Delaware obesity statistics
In 2011, Delaware was ranked the 21st most obese state in America with an obesity rate of 28% for adults.
Over the last 15 years, obesity in Delaware has increased by 80%.
- Currently, the combined rates for overweight and obese adults is 63.8% of their total population of 897,934 (U. S. Census 2010), or almost 600,000 people with increased risks of life-threatening health conditions.
- Racial and ethnic categories show
42.5% obese rates among Blacks,
31.5% among Latinos,
and 26% among Whites.
- The rate for diabetes is 8.4% and 29.4% of the population have hypertension.
Delaware childhood obesity statistics
- As of 2007, 13.3 per cent of children and teens, age 10 to 17, were considered obese.
- Approximately 23.4% of Delaware’s population is under the age of 18, making up to 28,000 young people at risk of developing serious medical conditions.
These Delaware obesity statistics are reported in F as in Fat from the Trust for America’s Health and Robert Wood Johnson Foundation, using state and national public health statistical data.

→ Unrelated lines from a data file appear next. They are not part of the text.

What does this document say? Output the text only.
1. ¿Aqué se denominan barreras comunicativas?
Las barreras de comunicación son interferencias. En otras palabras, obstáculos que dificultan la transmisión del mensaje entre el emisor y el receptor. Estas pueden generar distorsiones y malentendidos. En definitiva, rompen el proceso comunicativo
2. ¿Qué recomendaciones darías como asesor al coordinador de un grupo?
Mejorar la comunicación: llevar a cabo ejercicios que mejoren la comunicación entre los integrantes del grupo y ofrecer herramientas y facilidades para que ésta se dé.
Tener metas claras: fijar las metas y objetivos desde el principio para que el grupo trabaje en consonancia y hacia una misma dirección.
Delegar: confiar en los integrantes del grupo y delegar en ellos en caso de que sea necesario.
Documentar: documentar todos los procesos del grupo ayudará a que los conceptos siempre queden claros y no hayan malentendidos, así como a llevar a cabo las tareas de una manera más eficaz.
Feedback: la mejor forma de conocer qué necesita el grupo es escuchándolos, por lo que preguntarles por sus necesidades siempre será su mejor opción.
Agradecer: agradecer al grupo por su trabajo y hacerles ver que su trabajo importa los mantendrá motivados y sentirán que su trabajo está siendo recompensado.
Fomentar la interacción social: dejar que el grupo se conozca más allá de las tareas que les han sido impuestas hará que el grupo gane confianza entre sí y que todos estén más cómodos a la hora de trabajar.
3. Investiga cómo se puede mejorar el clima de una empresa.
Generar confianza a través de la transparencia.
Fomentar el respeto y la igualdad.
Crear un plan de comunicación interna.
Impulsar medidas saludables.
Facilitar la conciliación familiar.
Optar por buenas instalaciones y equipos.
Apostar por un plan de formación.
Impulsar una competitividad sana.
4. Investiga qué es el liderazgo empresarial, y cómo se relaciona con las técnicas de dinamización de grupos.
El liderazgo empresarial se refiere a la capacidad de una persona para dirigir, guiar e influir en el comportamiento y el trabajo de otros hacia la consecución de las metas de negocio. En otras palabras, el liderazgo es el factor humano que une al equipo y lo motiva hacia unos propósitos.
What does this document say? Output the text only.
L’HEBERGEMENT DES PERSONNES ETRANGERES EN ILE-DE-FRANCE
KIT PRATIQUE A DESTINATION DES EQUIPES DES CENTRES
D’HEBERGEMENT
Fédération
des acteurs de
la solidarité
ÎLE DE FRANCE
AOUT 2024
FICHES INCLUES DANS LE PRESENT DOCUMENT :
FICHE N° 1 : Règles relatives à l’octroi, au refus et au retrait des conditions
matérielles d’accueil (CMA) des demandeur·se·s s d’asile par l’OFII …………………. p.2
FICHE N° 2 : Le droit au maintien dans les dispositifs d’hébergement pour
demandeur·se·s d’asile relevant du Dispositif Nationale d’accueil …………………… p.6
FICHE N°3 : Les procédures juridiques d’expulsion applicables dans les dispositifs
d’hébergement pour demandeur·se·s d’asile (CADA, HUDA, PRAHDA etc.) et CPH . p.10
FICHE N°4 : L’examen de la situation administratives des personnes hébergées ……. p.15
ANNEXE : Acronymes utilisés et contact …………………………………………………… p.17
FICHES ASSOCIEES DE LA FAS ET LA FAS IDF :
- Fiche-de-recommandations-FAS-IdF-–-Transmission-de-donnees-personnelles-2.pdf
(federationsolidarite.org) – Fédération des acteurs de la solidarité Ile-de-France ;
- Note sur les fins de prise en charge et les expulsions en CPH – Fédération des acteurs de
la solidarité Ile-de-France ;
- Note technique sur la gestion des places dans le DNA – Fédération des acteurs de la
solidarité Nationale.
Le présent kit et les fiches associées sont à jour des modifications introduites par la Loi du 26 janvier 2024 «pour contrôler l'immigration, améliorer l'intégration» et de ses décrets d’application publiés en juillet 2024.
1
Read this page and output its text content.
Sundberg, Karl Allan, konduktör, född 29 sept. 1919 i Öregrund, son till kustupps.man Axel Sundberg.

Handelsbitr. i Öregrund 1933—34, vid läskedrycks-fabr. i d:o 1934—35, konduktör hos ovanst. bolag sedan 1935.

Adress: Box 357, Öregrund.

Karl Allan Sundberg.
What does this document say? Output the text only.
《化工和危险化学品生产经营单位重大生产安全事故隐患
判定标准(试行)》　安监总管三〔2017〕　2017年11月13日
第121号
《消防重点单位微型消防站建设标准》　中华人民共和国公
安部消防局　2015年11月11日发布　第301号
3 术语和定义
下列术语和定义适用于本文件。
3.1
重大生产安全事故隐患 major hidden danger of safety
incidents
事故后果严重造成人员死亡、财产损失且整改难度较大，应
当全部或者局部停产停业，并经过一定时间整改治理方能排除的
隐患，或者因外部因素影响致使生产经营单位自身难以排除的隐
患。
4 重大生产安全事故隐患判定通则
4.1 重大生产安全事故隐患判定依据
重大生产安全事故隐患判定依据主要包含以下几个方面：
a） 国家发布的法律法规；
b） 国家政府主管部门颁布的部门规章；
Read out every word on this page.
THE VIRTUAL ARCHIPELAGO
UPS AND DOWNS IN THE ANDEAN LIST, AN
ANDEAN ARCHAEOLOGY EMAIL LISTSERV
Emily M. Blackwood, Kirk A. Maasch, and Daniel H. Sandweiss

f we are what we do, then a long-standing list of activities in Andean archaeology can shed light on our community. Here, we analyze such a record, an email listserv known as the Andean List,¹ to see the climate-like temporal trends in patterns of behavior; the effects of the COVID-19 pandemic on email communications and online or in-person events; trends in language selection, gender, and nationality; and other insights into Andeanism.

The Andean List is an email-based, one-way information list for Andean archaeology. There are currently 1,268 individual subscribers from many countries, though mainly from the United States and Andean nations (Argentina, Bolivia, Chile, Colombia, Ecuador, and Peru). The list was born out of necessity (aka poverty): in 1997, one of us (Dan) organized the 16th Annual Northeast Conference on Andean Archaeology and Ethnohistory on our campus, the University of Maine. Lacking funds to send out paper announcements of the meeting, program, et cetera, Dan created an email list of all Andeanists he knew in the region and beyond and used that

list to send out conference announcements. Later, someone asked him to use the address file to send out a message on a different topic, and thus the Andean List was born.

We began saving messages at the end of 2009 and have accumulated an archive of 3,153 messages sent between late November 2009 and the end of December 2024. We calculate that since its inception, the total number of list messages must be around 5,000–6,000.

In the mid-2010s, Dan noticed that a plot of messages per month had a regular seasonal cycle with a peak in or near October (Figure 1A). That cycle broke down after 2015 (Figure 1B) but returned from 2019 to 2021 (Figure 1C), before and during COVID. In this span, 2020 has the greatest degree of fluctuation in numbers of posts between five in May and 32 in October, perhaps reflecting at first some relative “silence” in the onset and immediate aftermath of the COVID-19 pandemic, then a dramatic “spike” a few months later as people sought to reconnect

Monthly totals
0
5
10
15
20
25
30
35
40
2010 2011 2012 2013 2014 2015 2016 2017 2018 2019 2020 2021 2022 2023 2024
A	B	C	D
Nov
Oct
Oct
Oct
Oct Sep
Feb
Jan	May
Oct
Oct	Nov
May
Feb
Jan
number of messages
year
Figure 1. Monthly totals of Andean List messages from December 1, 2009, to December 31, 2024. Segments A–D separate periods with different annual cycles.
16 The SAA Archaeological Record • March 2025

Delaware obesity county rankings
- According to the US Centers for Disease Control and Prevention (CDC), in 2008, Kent County had an obesity rate of 32.1%, a diabetes rate of 10.9%, and a physical inactivity rate of 26.8%.
- Sussex County was at 29.1% obesity, 9.3% diabetes, and 24.2% physical inactivity.
- New Castle County showed 26.8% obesity, 7.5% diabetes, and only 21.8% inactivity.
Programs to lose weight and improve health
- Delaware is among 21 states requiring body mass index (BMI) screening for children and teens.
- It is among 16 states requiring roads to be designed for all users including bicyclists.
- Outdoor recreation areas in Delaware include access to rivers, mixed oak forests, bald cypress forests, Appalacian hills, and the Atlantic ocean.
- Local agriculture provides grain, soybeans, poultry, and dairy. Fresh fruit and vegetable production may be seasonal.
- Delaware obesity levels have been reduced through the efforts of private physicians, hospital educational support, church support groups, non-profit organizations, community initiatives, public health state task force childhood programs, and community grants from the federal government, in addition to self-education.
The state also uses the CDC Behavioral Risk Factor Surveillance System to support increased physical activity and healthy nutrition, as well as monitor diabetes, cancer, and tobacco usage.